But for boomers there will probably always be more inclusivity to pursue: The way to this is through our struggles to be a community in diversity. I also grew up assuming that the Church, as instsitution, would be a voice for change in the public square. This has been the heritage of mainline denominations at their best, often, in my experience, allied with a progressive political agenda that focuses on the needs of the poor and the marginalized. This is the positive ideal that I was rasied with, and reflects perhaps, assumptions that the boomer generation operates with that are not necessarily the assumptions of a younger generation.
It is interesting to me that Steve, speaking from a generation that came of age in the “bubble” economic years of the 80s and 90s, hears what I have thought of as language about the church’s mission as language that can become laden with “shame,” “guilt” and “partisanship” — and I think it is true that we can get hung up on the work that remains to be done. In his post I hear a longing for the reclaiming of a sense of common mission centered in Christ. I’m not sure whether there is a “fundamental” generational divide here or just a difference of context that we need to process more thoughtfully. This of course would mean including multiple generations in our common conversation The more that that happens, I think, the more exciting the future of the Church will be.

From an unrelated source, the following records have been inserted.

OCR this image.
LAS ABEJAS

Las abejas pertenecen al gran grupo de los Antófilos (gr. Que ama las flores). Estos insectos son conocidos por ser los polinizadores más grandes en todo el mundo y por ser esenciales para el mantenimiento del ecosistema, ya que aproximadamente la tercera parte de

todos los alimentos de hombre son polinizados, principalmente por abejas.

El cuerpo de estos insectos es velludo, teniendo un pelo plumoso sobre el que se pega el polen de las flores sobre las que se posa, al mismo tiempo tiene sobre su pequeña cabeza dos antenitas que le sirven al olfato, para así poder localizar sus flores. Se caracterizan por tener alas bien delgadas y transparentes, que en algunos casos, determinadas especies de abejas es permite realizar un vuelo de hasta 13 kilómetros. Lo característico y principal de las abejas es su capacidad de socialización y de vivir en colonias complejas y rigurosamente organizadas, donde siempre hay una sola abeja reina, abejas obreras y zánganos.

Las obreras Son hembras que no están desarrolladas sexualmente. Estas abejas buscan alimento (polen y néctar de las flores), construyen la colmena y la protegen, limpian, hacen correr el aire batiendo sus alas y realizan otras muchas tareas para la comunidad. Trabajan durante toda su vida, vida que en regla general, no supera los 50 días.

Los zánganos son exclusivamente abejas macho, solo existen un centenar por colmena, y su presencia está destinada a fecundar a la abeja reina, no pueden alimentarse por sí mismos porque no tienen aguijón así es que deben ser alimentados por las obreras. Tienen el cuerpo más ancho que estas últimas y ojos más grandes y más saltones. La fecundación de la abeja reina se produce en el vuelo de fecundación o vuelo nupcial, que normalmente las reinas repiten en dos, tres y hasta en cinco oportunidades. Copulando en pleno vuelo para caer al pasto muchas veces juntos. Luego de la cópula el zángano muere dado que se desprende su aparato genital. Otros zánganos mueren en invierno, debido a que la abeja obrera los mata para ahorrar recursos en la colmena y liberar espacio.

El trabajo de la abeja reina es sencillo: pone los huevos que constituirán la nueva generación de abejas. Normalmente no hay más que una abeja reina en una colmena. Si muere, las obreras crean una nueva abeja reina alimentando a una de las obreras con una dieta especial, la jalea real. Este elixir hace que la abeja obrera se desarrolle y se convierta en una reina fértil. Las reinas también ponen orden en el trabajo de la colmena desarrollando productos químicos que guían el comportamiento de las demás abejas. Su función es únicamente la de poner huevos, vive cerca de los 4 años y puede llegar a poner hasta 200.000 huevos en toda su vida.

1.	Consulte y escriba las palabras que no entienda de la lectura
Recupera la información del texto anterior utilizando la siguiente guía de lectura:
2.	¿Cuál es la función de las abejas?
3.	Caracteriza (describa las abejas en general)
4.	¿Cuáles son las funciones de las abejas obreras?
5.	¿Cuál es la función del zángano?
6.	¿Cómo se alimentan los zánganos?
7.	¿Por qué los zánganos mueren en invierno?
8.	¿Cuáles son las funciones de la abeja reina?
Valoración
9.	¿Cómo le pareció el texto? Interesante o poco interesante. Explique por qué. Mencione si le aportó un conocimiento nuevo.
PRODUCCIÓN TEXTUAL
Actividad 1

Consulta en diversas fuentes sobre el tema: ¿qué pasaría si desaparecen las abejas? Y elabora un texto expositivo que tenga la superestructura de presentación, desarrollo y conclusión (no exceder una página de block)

Here’s a presentation on the demographics of the House of Deputies. It’s very interesting on a number of levels. There are only 46 deputies under 40 years of age (almost 20% of deputies failed to give their age, so this isn’t precise). The lay deputies skew much older than clergy. For example, of those in their 50s, 78 are lay, 137 clergy, while of those in their sixties, 152 are lay, 89 are clergy.
Tom Ehrich on the sale of “815:”
Rather, I see this as an important opportunity to do two things that badly need doing: liberating church life from its obsession with physical facilities, and opening the doors for insiders to look outward.